Doing this, he says, almost feels like a responsibility.
“I didn’t have any resources when I was an at-risk youth. I can identify with what they’re going through,” he says. “If you’ve gone down a road and seen that it leads to a dead end, you kind of feel compelled to say something when you see others heading there.”
But what is the source of all this positivity, after years of hiding his light from the world? Morin answers without hesitation.
“My relationship with God,” he says. “Without question. Everything I do comes from that.”
That Morin is deeply spiritual would surprise many, because he never, ever proselytizes or tries to convert someone. “If you ask me about my faith, I’ll tell you. But I’m not going to force it down anyone’s throat… I think it’s more about how you act.”
Nor does he see any need to market himself any differently because of it. “I’m Christian. And I’m an artist. I don’t want to be pigeon-holed.”
His relationship with God began while watching his parents undergo a deep transformation. As Morin’s mother so colourfully relates in his CBC documentary, she realized she’d hit rock bottom when she found herself poking around in a city dumpster looking for a syringe to deliver her next fix. For her, there was only one way up.
With a new spiritual focus, she and her husband reinvented themselves and their commitment to each other. They built a successful “bed and bannock” business, which offers a highly valued home away from home to residents of Fort Ware, the isolated Tsek’ene reserve 570 kilometres north of Prince George.
Shae’s observations of his own parents’ transformation, coupled with the experience of moving in with them temporarily with his wife, helped “heal a lot of wounds,” he says.
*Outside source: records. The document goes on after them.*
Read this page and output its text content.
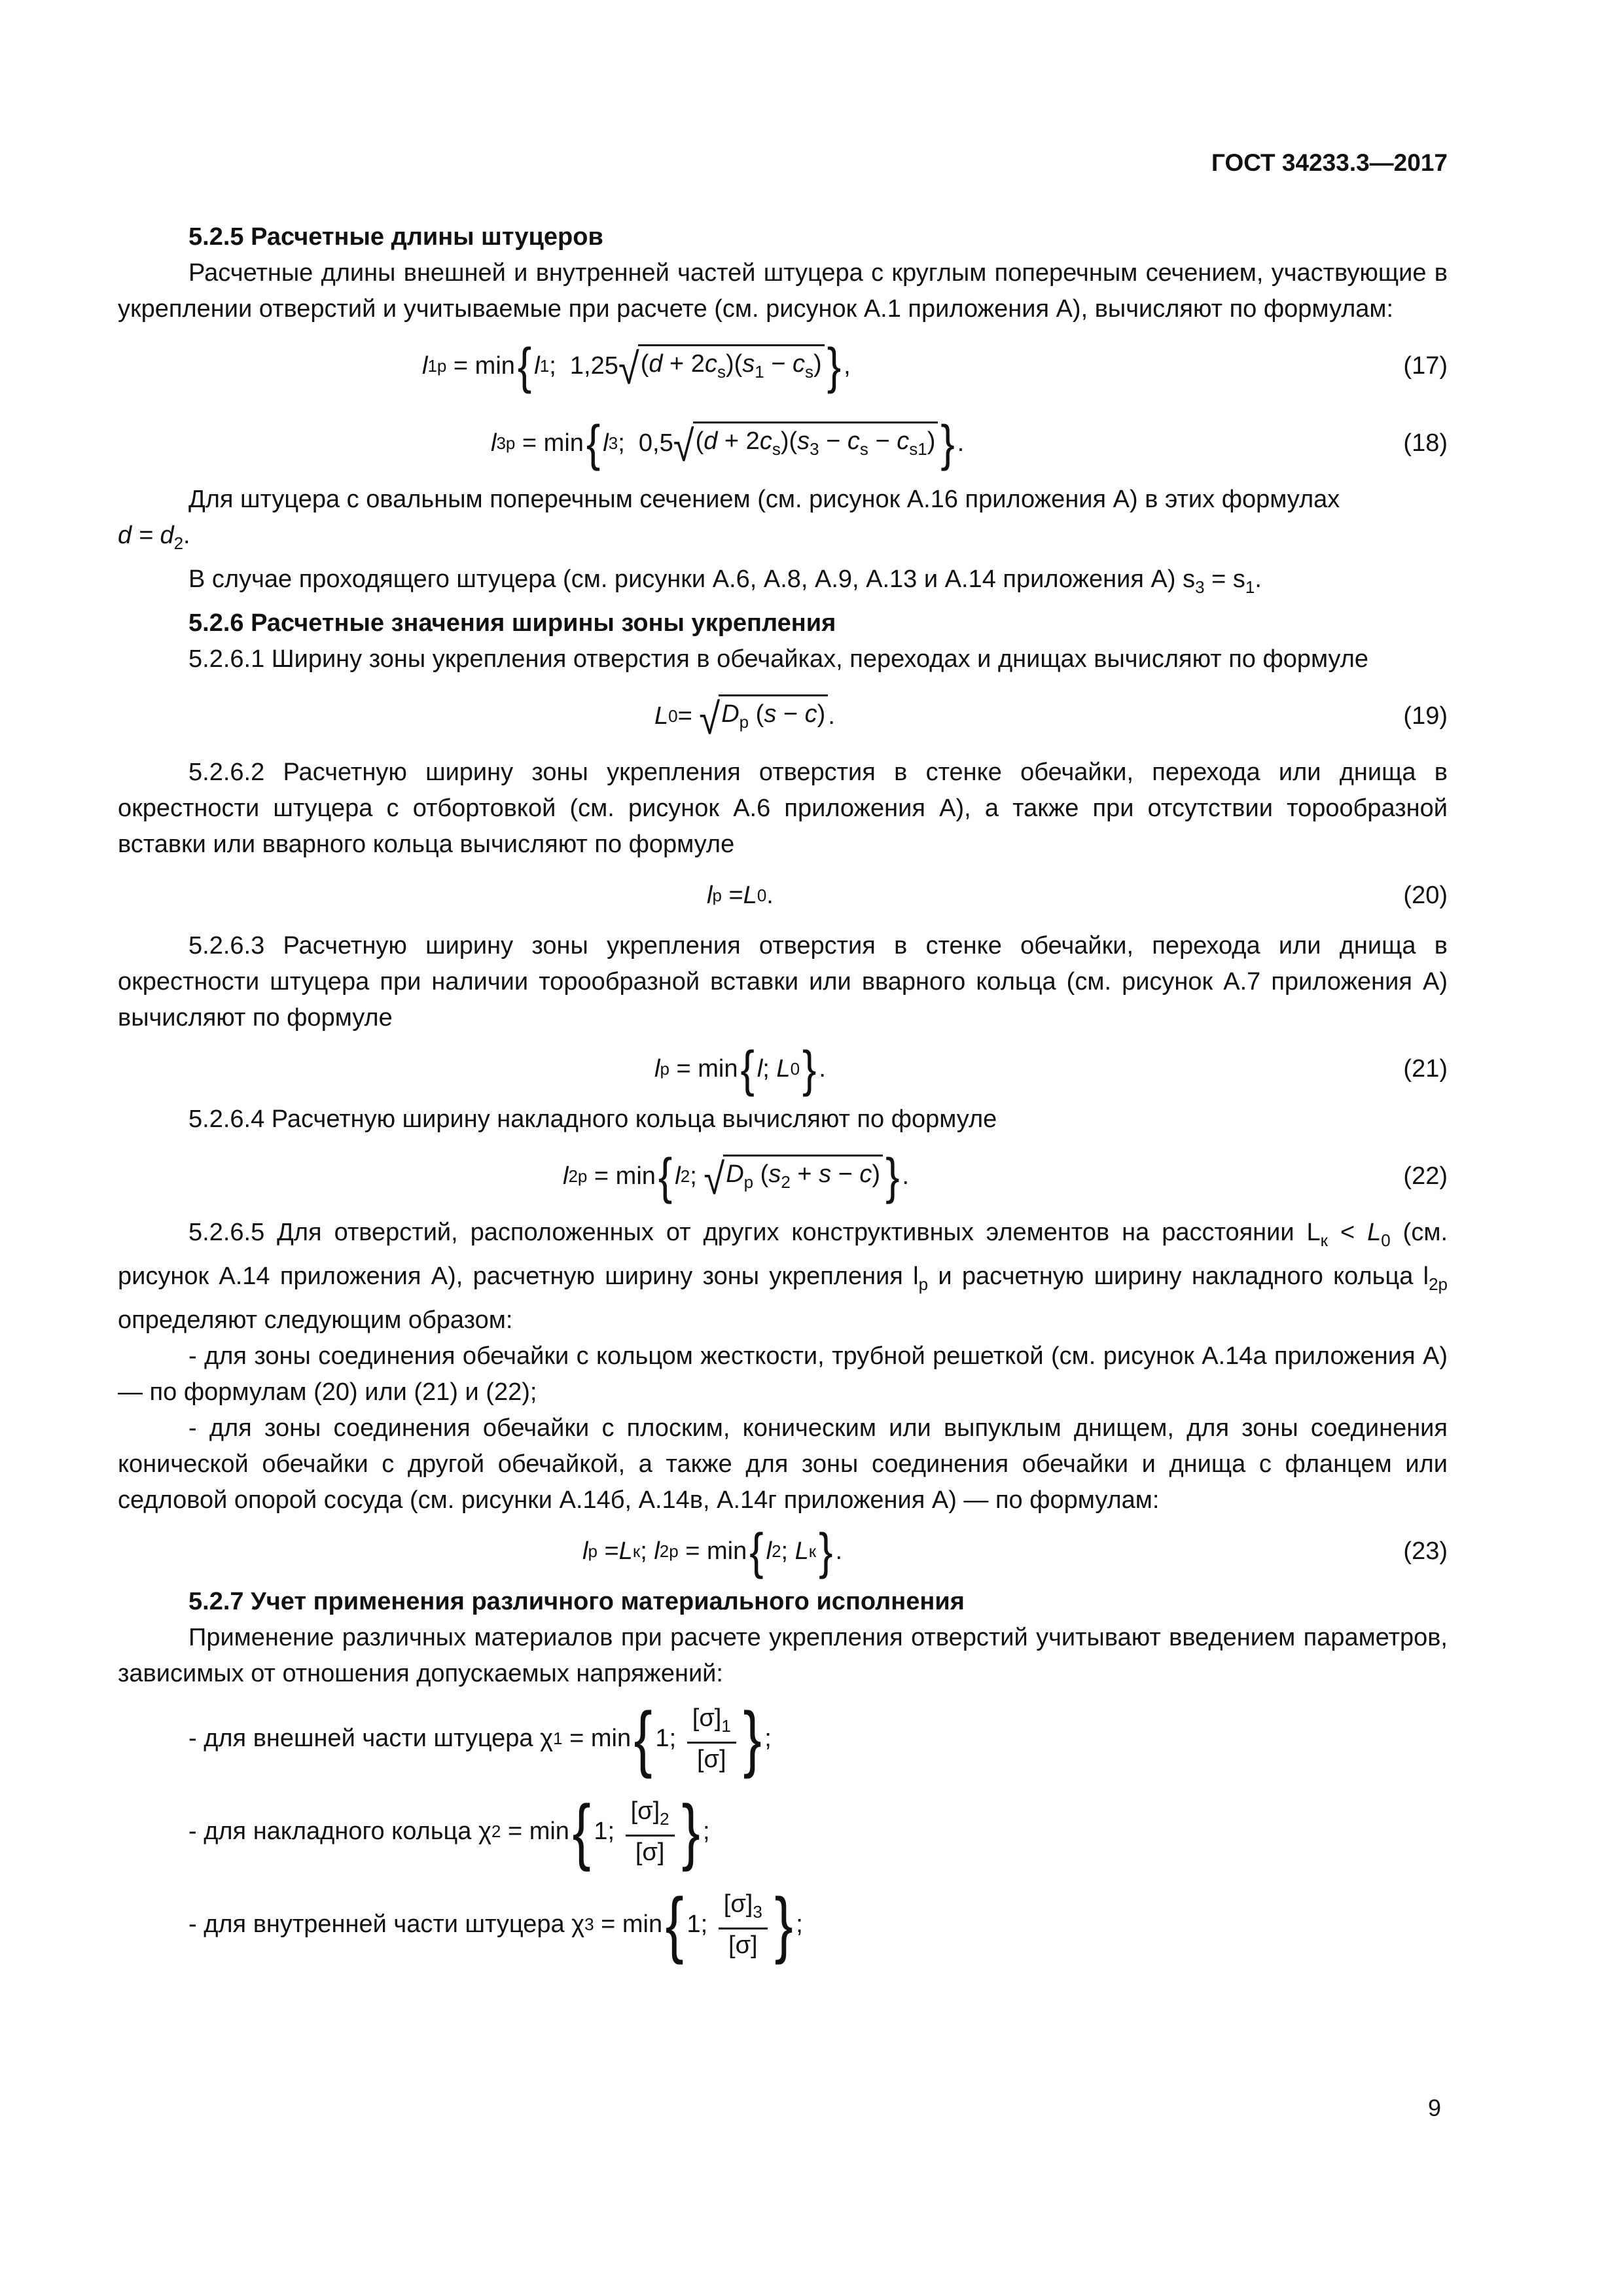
ГОСТ 34233.3—2017
5.2.5 Расчетные длины штуцеров

Расчетные длины внешней и внутренней частей штуцера с круглым поперечным сечением, участвующие в укреплении отверстий и учитываемые при расчете (см. рисунок А.1 приложения А), вычисляют по формулам:

l 1р = min { l 1 ;  1,25 √ $(d + 2c_s)(s_1 - c_s)$ } ,	(17)
l 3р = min { l 3 ;  0,5 √ $(d + 2c_s)(s_3 - c_s - c_{s1})$ } .	(18)

Для штуцера с овальным поперечным сечением (см. рисунок А.16 приложения А) в этих формулах

$d = d_2$.

В случае проходящего штуцера (см. рисунки А.6, А.8, А.9, А.13 и А.14 приложения А) $s_3 = s_1$.

5.2.6 Расчетные значения ширины зоны укрепления

5.2.6.1 Ширину зоны укрепления отверстия в обечайках, переходах и днищах вычисляют по формуле

L 0 = √ $D_р$ (s − c) .	(19)

5.2.6.2 Расчетную ширину зоны укрепления отверстия в стенке обечайки, перехода или днища в окрестности штуцера с отбортовкой (см. рисунок А.6 приложения А), а также при отсутствии торообразной вставки или вварного кольца вычисляют по формуле

l р = L 0 .	(20)

5.2.6.3 Расчетную ширину зоны укрепления отверстия в стенке обечайки, перехода или днища в окрестности штуцера при наличии торообразной вставки или вварного кольца (см. рисунок А.7 приложения А) вычисляют по формуле

l р = min { l ; L 0 } .	(21)

5.2.6.4 Расчетную ширину накладного кольца вычисляют по формуле

l 2р = min { l 2 ; √ $D_р$ $(s_2 + s - c)$ } .	(22)

5.2.6.5 Для отверстий, расположенных от других конструктивных элементов на расстоянии $L_к < L_0$ (см. рисунок А.14 приложения А), расчетную ширину зоны укрепления $l_р$ и расчетную ширину накладного кольца $l_{2р}$ определяют следующим образом:

- для зоны соединения обечайки с кольцом жесткости, трубной решеткой (см. рисунок А.14а приложения А) — по формулам (20) или (21) и (22);

- для зоны соединения обечайки с плоским, коническим или выпуклым днищем, для зоны соединения конической обечайки с другой обечайкой, а также для зоны соединения обечайки и днища с фланцем или седловой опорой сосуда (см. рисунки А.14б, А.14в, А.14г приложения А) — по формулам:

l р = L к ; l 2р = min { l 2 ; L к } .	(23)
5.2.7 Учет применения различного материального исполнения

Применение различных материалов при расчете укрепления отверстий учитывают введением параметров, зависимых от отношения допускаемых напряжений:

- для внешней части штуцера
χ 1 = min { 1; $\frac{[\sigma]_1}{[\sigma]}$ } ;
- для накладного кольца
χ 2 = min { 1; $\frac{[\sigma]_2}{[\sigma]}$ } ;
- для внутренней части штуцера
χ 3 = min { 1; $\frac{[\sigma]_3}{[\sigma]}$ } ;
9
Morin is an arguably less visible breed of Christian. He rejects utterly the idea that people need institutions and rules to mediate their relationship with God. He and Akiko occasionally drop in at Prince George churches seeking spiritual nourishment, but are sometimes put off by messages of judgment—for example, of their decision to live together before marriage.
The usual Christian take on same-sex marriage is equally alien to him. “It doesn’t affect my marriage, so it’s none of my business,” he says.
In Morin’s view, churches go wrong when they mind other people’s business. To him, this explains the cultural disaster of Canada’s residential schools and First Nations, who weren’t asking for any institution to intervene in their relationship with the sacred.
So unimportant are religious trappings to Morin that he can’t tell you the exact denomination of the church he and Akiko got married in. “Church is a state of mind,” he concludes. “God is down with everybody, and everyone’s relationship with God is their own business.”
Clearly, Morin is minding his—and reaping the benefits. The thorns of unhappy circumstance have been replaced by the fruits of his own creativity, focus and faith.
“I’ve made up my mind to try to use my craft to provide for my family the best way I can,” he says. “I put myself into it 100 per cent and trust that I know what I’m doing.”